The first half of the movie is exactly what I expected when I saw the trailer: a romantic comedy with a charming lead duo with some pitfalls on their way to living happily every after. The second half feels like a completely different movie, taking a slightly ungraceful tangent into politics and the wider issues at play in the world. The colorful and charismatic characters are reduced to muted glaring and tearful regret in shadowy corners. While I enjoyed the diversion from the expected love story, it could have been handled better to create a better overall movie.

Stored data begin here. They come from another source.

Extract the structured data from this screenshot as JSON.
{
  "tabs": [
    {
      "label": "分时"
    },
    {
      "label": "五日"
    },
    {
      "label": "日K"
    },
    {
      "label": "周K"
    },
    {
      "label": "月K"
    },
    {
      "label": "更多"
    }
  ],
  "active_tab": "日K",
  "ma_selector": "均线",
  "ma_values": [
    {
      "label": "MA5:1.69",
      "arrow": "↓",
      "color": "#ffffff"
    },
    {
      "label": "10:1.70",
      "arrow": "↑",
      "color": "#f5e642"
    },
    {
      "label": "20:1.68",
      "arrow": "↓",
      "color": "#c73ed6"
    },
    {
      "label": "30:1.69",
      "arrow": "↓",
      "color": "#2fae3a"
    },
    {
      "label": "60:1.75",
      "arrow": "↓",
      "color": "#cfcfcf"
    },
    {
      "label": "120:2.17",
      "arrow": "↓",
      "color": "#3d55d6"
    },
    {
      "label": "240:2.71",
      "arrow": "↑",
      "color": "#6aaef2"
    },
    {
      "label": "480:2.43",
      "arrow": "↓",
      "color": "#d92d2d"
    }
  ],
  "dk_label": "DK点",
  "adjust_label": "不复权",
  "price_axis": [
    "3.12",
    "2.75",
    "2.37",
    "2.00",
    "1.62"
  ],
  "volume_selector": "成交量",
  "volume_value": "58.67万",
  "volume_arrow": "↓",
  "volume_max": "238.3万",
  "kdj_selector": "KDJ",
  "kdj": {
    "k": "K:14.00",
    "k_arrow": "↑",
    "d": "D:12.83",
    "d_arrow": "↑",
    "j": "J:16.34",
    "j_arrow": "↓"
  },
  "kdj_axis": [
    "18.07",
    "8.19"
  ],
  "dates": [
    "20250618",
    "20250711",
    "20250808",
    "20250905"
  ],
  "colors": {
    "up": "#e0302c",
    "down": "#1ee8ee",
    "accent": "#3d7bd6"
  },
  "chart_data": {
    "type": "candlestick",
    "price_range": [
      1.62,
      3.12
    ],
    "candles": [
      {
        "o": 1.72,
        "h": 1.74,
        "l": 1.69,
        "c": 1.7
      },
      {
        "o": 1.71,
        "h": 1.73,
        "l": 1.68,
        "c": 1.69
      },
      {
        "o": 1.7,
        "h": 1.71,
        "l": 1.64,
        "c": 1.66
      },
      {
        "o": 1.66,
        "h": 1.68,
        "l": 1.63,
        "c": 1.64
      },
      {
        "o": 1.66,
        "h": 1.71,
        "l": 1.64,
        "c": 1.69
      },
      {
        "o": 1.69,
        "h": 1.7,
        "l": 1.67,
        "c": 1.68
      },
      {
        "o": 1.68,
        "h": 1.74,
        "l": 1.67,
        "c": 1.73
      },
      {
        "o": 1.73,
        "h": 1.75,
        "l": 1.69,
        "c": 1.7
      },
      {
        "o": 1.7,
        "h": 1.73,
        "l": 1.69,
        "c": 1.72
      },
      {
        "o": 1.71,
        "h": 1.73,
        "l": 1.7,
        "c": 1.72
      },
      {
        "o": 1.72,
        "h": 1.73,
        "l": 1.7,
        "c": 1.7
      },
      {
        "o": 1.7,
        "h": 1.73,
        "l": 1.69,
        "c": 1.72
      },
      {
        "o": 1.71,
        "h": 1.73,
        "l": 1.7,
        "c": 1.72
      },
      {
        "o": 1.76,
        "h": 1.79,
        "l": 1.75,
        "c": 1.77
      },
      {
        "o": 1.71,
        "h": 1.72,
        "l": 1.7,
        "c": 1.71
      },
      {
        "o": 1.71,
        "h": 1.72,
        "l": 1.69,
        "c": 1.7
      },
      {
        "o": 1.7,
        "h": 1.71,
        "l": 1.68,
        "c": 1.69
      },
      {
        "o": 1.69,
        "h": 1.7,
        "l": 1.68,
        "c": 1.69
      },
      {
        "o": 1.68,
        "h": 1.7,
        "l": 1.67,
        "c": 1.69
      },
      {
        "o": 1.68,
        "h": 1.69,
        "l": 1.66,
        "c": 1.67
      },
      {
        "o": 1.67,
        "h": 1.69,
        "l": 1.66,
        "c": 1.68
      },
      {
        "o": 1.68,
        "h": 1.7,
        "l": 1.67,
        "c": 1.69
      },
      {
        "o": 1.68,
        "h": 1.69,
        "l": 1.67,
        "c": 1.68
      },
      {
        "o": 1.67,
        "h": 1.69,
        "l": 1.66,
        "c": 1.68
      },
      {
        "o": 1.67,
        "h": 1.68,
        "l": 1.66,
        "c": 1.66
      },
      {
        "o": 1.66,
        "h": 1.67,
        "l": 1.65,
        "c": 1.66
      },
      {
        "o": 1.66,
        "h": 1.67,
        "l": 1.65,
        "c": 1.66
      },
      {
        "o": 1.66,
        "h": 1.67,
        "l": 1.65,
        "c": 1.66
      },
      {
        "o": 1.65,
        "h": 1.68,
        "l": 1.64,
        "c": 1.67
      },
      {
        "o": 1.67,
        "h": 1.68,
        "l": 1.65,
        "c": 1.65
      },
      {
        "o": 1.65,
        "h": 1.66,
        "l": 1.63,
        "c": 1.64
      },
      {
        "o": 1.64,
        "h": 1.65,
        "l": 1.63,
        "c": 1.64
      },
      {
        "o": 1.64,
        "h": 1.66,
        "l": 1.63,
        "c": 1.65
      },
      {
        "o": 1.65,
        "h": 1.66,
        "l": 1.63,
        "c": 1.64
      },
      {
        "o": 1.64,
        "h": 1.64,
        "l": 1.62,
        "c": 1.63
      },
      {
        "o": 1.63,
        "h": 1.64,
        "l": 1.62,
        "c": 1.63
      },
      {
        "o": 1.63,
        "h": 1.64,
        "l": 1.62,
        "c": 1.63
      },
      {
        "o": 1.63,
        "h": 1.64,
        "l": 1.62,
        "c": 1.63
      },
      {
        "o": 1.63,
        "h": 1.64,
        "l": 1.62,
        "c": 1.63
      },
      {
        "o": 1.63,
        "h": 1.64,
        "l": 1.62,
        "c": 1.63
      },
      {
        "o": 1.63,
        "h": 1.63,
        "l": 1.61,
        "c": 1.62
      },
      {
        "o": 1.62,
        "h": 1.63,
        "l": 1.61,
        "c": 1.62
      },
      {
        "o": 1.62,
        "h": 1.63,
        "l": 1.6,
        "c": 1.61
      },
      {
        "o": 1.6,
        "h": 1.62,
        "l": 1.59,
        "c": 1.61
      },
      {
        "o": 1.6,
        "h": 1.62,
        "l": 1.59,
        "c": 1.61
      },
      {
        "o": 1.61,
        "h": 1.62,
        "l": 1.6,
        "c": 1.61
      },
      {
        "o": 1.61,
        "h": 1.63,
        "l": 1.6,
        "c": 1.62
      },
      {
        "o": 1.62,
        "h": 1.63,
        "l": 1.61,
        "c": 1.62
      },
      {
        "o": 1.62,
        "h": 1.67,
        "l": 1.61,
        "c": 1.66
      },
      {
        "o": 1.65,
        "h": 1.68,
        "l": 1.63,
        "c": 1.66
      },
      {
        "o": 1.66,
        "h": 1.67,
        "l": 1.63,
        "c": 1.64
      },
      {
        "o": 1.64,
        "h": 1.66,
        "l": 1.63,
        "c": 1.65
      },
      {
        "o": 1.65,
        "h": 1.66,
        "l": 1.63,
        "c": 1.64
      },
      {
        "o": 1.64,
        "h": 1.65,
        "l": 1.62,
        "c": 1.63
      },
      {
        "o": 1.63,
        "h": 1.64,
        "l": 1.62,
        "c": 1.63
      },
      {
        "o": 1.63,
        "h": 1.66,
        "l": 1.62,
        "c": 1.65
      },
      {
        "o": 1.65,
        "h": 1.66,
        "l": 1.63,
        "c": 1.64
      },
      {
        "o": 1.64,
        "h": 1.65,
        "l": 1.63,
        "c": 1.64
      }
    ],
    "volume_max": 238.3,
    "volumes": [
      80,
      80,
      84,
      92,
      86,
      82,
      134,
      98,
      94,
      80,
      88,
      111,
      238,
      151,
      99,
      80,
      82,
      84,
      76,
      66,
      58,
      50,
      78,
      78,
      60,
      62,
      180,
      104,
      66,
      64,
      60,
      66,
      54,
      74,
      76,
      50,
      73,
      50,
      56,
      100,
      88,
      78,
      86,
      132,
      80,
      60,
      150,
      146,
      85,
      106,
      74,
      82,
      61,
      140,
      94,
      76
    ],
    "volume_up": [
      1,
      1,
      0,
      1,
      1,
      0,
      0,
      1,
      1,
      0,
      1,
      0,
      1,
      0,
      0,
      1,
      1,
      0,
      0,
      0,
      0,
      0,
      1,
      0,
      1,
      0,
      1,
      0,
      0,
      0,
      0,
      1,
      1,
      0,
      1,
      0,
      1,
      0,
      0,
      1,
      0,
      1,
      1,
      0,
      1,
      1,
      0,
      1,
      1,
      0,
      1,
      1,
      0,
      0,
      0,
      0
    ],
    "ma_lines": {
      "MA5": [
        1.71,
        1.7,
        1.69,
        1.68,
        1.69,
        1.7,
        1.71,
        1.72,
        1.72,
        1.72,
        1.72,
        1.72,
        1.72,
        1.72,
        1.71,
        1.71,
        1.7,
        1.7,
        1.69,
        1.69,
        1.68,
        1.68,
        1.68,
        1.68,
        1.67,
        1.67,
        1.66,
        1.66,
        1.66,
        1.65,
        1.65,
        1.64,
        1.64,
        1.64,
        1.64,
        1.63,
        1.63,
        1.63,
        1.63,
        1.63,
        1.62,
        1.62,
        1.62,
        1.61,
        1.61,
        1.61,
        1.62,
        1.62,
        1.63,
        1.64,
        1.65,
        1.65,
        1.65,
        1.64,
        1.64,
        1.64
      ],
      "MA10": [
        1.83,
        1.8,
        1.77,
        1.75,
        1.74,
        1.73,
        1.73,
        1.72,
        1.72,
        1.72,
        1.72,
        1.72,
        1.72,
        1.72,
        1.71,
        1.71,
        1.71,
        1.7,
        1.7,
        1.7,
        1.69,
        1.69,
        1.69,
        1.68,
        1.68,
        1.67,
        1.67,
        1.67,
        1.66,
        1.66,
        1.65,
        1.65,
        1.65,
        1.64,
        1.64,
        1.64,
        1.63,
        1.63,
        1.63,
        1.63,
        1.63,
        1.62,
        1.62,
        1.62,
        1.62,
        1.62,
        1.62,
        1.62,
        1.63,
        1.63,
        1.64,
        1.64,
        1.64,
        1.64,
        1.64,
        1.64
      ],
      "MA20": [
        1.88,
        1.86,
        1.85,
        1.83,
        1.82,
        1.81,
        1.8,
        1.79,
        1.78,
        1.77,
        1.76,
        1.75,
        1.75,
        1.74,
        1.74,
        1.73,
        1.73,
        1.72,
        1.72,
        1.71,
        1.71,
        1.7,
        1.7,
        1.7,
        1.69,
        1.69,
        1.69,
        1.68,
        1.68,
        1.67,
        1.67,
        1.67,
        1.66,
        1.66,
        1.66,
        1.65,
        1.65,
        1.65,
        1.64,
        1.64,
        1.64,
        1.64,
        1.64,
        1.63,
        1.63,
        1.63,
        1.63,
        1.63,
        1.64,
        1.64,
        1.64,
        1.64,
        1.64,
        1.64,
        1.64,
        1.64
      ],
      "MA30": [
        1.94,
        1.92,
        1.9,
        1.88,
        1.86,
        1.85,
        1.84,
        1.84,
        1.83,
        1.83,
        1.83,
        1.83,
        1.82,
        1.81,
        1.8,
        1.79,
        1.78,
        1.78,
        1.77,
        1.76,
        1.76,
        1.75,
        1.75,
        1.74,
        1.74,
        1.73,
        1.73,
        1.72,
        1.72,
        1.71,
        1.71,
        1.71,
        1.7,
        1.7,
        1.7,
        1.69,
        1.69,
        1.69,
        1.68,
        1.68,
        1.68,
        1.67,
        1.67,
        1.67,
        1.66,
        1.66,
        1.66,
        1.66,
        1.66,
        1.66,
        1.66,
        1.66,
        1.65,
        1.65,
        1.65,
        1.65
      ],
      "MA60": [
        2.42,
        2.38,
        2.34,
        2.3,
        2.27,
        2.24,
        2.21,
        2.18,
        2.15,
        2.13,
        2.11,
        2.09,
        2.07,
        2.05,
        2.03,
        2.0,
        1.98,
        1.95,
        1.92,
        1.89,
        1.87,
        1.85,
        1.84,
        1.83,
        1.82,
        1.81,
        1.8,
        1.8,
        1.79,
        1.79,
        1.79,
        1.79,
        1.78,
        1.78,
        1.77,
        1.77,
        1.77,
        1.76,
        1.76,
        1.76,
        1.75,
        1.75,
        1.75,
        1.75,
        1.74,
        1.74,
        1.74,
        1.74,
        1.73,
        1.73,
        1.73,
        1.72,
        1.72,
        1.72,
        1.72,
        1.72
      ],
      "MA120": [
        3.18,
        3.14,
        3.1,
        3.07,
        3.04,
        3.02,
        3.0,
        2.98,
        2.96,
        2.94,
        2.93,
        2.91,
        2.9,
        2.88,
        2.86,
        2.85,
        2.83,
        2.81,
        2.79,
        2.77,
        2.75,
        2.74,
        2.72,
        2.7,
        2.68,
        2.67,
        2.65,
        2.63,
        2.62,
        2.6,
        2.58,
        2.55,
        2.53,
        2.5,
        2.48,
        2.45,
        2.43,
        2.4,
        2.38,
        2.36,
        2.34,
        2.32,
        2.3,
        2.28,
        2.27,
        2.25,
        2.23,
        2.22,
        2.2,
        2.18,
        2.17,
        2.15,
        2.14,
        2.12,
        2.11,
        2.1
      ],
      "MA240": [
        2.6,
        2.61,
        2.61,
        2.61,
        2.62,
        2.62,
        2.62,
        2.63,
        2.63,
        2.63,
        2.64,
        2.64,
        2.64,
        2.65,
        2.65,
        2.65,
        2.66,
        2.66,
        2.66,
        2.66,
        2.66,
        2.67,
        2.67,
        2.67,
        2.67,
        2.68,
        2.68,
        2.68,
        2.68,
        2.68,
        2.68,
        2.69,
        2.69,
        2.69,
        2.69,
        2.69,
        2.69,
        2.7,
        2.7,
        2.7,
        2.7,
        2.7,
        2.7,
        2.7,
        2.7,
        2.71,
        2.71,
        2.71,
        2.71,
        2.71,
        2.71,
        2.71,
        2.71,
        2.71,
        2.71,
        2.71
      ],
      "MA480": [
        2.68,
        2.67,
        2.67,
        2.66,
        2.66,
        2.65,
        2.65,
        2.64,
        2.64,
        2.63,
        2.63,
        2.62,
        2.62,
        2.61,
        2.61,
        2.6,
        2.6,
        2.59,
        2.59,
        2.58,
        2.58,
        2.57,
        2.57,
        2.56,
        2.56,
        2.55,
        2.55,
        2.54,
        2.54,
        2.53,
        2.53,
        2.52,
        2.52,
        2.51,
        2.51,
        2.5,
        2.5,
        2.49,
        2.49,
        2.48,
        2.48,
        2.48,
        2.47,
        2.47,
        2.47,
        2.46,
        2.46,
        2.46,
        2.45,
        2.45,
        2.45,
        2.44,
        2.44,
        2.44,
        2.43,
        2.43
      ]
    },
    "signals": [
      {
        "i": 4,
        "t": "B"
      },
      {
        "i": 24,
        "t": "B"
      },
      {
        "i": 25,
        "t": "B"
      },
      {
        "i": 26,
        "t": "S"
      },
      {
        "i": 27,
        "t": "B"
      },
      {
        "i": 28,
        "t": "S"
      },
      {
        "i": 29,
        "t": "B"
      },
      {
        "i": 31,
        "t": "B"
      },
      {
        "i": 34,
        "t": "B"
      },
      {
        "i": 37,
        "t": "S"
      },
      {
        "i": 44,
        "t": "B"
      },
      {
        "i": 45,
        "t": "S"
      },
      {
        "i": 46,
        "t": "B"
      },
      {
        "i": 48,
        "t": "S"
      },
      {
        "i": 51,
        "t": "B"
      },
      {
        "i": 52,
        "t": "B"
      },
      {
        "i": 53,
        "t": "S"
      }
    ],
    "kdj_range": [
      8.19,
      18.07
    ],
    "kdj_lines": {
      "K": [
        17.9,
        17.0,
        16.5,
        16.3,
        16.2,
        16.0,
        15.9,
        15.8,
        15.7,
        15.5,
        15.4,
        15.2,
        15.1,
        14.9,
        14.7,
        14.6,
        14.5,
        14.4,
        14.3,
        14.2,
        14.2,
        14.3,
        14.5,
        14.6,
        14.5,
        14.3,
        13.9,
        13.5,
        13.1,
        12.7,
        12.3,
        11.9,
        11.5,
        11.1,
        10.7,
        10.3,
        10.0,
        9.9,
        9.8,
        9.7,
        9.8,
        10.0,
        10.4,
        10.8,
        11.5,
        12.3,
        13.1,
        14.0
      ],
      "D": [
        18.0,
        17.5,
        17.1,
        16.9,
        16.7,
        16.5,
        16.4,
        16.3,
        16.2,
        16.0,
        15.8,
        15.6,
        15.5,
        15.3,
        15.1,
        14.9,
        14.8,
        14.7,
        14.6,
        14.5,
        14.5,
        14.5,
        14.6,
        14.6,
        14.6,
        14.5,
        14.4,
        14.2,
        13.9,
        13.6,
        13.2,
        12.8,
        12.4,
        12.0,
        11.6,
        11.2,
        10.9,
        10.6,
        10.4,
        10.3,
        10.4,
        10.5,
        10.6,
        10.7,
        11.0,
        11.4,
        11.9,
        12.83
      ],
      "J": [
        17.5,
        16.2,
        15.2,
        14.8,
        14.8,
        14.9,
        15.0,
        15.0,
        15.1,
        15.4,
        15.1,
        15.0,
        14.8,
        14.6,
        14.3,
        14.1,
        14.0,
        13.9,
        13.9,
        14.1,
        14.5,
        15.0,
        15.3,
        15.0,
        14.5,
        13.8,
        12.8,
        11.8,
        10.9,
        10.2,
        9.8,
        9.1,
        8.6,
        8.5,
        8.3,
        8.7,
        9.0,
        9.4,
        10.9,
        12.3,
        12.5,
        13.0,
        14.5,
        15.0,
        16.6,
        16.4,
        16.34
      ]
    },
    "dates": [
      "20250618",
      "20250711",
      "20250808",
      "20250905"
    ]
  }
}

A few odd things during the movie (particularly the end) jerked me back out of the world and were generally the cause of unintentional hilarity. Oddly, most of these were related to medical treatments. In one instance, Kundan slits his wrists and the next scene shows a bag of blood feeding the needed blood into his body via (oddly enough) the very same slit wrist. Clearly the medical practitioners in this hospital are not ones to waste manpower when a convenient hole is already available. Another instance is a tense operating room scene where the surgeon extracts and plops down a bullet shell rather than the slug, which elicited a laugh for me. Another odd occurrence is that scrubbed in doctors and nurses operate on a man in a sterilized operating theater as friends of the patient randomly wander in (in bloody and dirty clothes and without so much as a hand washing) to hold his hand and have a heart to heart with the unconscious man. Perhaps this can be explained by a lack of a consultant for the medicine related scenes? It seems a shame to detract from the seriousness of the scene with mistakes like this, especially when most of your viewership probably watches CSI, House, and the like as a staple part of their TV diet.
Overall, I would recommend the movie based on the blatant discussion about the class system in this part of the world and some genuinely funny moments with a lovely soundtrack.